01-29-2017, 10:26 PM
(01-29-2017, 09:13 PM)danbrotherston Wrote:(01-29-2017, 09:08 PM)KevinL Wrote: I don't believe there's room on the south side of the tracks for a second trail, unfortunately. The rails are too close to the property line along there.
Well the property line could be taken. Of course, paths already exists in some form on both sides. On the north side there is already a continuous trail. On the south side there is a sidewalk, that while admittedly set a fair distance back from the rails is still a safe route.
The problem is, this doesn't actually fix the problem. If I live directly across the tracks from my destination, but the crossing is 300 meters away, I still have to walk over half a KM to get to the destination right across from my house. There are both more and less extreme examples, but trails on both sides doesn't help a badly positioned crossing.

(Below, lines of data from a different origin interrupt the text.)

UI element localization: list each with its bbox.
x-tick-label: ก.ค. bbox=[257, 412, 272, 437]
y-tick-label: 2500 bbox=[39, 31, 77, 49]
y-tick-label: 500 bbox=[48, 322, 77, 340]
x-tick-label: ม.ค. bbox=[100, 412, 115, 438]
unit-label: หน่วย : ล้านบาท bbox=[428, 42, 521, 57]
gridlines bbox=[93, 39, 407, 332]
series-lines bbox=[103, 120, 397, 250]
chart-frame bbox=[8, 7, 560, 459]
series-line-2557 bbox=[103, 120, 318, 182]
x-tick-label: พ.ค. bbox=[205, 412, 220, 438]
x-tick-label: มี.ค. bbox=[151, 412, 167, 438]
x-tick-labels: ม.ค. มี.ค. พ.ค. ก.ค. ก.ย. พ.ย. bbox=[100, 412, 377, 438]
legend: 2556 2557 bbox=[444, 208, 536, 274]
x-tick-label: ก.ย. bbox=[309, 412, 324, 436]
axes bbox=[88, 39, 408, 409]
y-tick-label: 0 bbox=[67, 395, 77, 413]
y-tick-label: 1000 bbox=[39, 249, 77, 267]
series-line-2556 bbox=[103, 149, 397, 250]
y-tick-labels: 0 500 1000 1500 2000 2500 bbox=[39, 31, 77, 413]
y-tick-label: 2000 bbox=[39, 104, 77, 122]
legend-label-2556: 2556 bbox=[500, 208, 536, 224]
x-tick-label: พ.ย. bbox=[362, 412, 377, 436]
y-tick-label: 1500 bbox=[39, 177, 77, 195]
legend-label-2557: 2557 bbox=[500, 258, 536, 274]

No, but they allow the crossing to be positioned based on what are unofficially the best locations, without worrying about whether the crossings officially connect to anything. For example, you could take a place where there is a path coming out of the back of any parking lot and put the crossing there. With two parallel trails, this is fine because officially the crossing is just connecting the trails. Without the trails, the crossing has to officially connect, requiring formal negotiations with a property owner.
Also, for anybody not directly crossing the tracks, as long as there is a crossing between where they are and where they want to be on the other side of the tracks, the exact position of the crossing doesn’t matter at all. Combined with more crossings (two or three or conceivably even more although at a certain point it’s enough), the inconvenience could be reduced enormously.